The association between breast density and the risk of breast cancer has been studied and validated over the past twenty years. It is now clearly demonstrated that high breast density increases the risk of developing breast cancer. But what exactly is it? How is breast density measured?
We decipher breast density for you.
Definition of breast density
Breast density is assessed on the basis of a mammography examination. It corresponds to the proportion and density of fibrous tissue (which appears white on the mammogram image) in relation to fatty tissue (which appears black on the mammogram image). The breast contains a mammary gland and supporting tissue that contains vessels, fibres and fat. The more dense and fibrous tissue the breast contains, the greater the breast density.
Classification of breast density
In 1995, the ACR-BI-RADS classification was introduced which divided the breasts into four categories. This classification has been updated several times. Since 2005, the density categories according to BI-RADS V are as follows:
Category A: The breasts are almost entirely made up of fat and contain very little fibrous tissue.
Category B: The breasts contain some areas of fibrous tissue, thus increasing the breast density.
Category C: The breasts are heterogeneously dense with equal or almost equal amounts of fat and fibrous tissue. This may mask small masses.
Category D: The breasts are extremely dense. The breasts are predominantly composed of fibrous tissue. This reduces the sensitivity of the mammogram.
Factors influencing breast density
Mammographic density is a “biomarker” summarising the hormonal history of each woman at a given time. Breast density decreases with age, but certain risk factors for breast cancer are also associated with breast density: breast density is generally higher in women who have not had children, or who have had a late first pregnancy, or who have a high alcohol intake.
How can breast density be assessed?
Breast density can only be assessed by mammography. Indeed, it highlights dark areas corresponding to fatty tissue and light areas corresponding to fibrous tissue, allowing the radiologist to determine the density of the breast.
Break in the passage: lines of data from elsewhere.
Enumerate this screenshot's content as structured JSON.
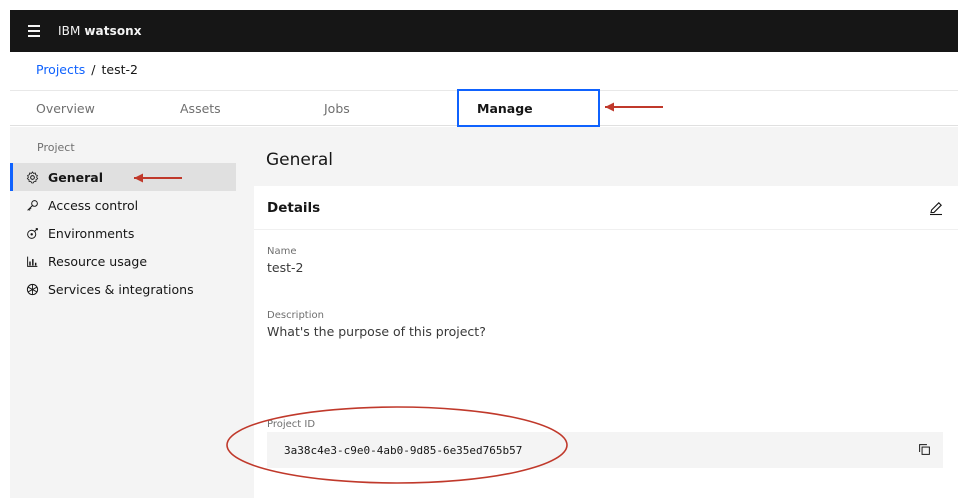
{
  "header": {
    "product_prefix": "IBM",
    "product_name": "watsonx",
    "menu_icon": "hamburger-menu-icon"
  },
  "breadcrumb": {
    "parent": "Projects",
    "separator": "/",
    "current": "test-2"
  },
  "tabs": [
    {
      "label": "Overview"
    },
    {
      "label": "Assets"
    },
    {
      "label": "Jobs"
    },
    {
      "label": "Manage",
      "selected": true
    }
  ],
  "sidebar": {
    "heading": "Project",
    "items": [
      {
        "label": "General",
        "icon": "gear-icon",
        "active": true
      },
      {
        "label": "Access control",
        "icon": "key-icon"
      },
      {
        "label": "Environments",
        "icon": "environment-icon"
      },
      {
        "label": "Resource usage",
        "icon": "bar-chart-icon"
      },
      {
        "label": "Services & integrations",
        "icon": "services-icon"
      }
    ]
  },
  "main": {
    "title": "General",
    "details": {
      "title": "Details",
      "edit_icon": "edit-icon",
      "name_label": "Name",
      "name_value": "test-2",
      "description_label": "Description",
      "description_value": "What's the purpose of this project?",
      "project_id_label": "Project ID",
      "project_id_value": "3a38c4e3-c9e0-4ab0-9d85-6e35ed765b57",
      "copy_icon": "copy-icon"
    }
  },
  "colors": {
    "accent": "#0f62fe",
    "header_bg": "#161616",
    "annotation": "#c0392b",
    "panel_bg": "#f4f4f4"
  }
}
If the breasts have different densities, the radiologist will choose the higher density.
While it is the density assessed by the radiologist’s eye that correlates with the risk of breast cancer, this assessment poses problems of reproducibility with significant variations from one radiologist to another.
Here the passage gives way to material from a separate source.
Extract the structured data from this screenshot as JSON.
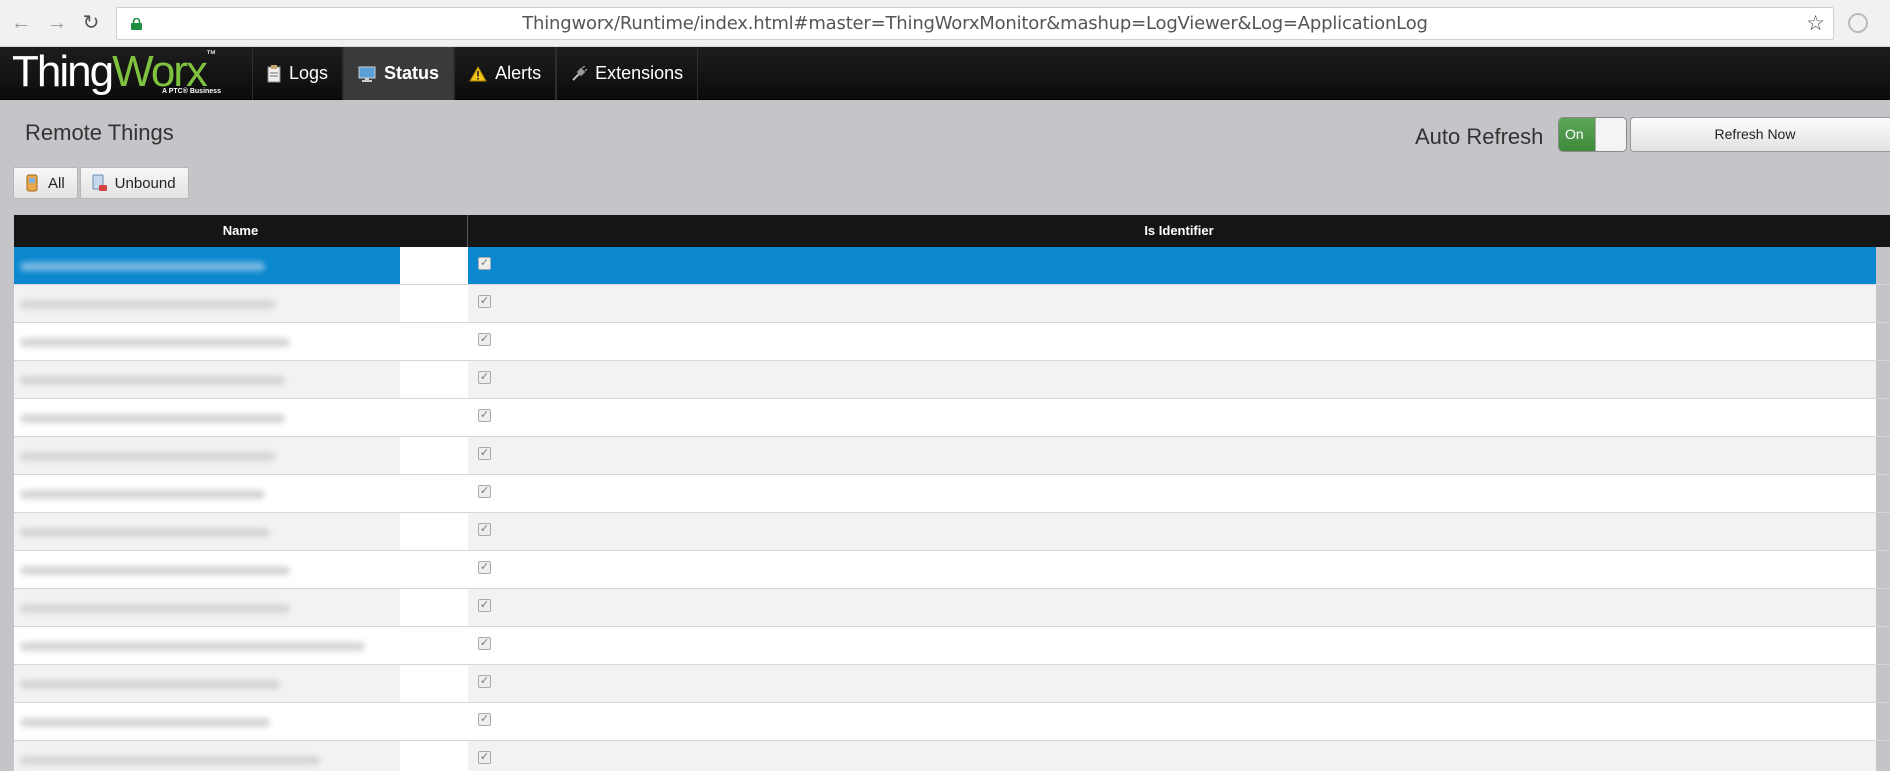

To address this problem, some companies such as Predilife are marketing solutions that automatically determine breast density from mammography examinations using artificial intelligence algorithms.
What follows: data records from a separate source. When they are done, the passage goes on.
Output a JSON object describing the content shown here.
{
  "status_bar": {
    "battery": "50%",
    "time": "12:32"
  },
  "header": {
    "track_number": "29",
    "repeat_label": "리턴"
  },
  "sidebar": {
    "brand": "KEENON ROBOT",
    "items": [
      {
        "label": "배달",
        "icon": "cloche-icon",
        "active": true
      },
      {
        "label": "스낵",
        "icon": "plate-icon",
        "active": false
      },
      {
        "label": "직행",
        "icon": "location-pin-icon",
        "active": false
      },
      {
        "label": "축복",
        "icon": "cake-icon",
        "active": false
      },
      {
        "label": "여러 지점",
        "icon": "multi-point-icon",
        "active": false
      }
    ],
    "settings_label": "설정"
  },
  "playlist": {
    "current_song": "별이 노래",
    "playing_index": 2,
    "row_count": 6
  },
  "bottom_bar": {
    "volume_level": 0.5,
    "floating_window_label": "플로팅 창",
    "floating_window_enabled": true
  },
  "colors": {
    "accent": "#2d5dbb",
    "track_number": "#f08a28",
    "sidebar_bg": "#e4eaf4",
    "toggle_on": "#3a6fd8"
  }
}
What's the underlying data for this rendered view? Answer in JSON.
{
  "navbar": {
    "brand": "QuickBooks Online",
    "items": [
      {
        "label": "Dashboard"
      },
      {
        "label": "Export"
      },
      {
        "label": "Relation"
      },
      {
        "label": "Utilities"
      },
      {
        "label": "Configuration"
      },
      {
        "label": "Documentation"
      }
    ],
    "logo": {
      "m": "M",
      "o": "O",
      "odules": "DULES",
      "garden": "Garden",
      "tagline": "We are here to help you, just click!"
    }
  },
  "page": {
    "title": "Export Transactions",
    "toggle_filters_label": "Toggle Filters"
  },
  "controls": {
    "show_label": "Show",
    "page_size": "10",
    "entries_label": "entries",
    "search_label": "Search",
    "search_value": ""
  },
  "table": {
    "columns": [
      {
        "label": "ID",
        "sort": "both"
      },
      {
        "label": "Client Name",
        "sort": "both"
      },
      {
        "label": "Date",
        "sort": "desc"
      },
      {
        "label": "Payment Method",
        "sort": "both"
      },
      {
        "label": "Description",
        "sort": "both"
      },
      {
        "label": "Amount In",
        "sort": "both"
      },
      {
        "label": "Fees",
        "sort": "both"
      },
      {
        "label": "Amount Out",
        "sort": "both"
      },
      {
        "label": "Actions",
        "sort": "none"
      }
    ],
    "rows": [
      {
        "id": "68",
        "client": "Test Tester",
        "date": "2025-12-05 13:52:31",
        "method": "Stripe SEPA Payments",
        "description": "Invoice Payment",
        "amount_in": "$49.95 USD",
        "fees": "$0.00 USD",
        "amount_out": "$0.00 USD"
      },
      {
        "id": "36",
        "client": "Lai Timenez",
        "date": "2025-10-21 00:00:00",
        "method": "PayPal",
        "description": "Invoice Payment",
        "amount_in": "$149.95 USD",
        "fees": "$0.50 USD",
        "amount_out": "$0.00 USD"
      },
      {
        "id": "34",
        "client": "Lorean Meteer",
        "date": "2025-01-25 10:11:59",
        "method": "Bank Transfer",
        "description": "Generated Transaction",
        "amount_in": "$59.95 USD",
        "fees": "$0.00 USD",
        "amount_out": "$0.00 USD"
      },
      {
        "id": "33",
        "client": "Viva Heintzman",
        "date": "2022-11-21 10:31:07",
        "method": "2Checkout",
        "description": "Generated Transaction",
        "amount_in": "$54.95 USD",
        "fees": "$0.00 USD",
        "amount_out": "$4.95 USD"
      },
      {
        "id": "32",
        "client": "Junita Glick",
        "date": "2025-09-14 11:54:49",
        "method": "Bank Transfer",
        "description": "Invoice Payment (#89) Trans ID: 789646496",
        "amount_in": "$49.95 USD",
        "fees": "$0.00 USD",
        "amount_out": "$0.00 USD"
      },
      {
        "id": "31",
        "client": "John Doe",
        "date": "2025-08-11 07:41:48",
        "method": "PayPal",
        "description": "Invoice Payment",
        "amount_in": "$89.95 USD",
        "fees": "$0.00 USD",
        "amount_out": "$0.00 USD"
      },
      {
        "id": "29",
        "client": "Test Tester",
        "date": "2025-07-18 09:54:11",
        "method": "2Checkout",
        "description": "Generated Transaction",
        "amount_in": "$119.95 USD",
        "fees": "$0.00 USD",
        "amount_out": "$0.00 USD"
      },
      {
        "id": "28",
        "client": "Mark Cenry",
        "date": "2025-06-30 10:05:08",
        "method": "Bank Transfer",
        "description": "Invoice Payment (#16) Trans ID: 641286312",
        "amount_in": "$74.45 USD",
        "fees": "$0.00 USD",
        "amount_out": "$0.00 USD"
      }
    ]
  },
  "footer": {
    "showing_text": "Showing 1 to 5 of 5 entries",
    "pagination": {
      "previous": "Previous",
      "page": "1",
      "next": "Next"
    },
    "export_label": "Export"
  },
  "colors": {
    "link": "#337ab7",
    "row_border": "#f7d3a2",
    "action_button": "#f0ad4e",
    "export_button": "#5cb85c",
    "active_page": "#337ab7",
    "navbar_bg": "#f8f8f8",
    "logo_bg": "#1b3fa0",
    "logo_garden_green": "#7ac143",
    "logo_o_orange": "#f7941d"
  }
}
Link between breast density and breast cancer
Breast density plays a dual role:
it has both a masking effect that can make it difficult for the radiologist to read the image, which may miss the tumour
it is a risk factor for breast cancer
For women with high breast density, the risk of finding breast cancer after a screening mammogram is higher in the year following screening. These are some interval cancers that were present at the time of the mammogram but are difficult to detect because they are “hidden” by the high density of the breast.
Women with the highest density are 4 to 6 times more likely to develop breast cancer than women whose breasts are almost entirely composed of fatty tissue.
Today, it is possible to assess one’s risk of breast cancer at 5 years. Breast density is a factor that must be taken into account for a reliable assessment. Do not hesitate to ask your doctor for information and to get tested.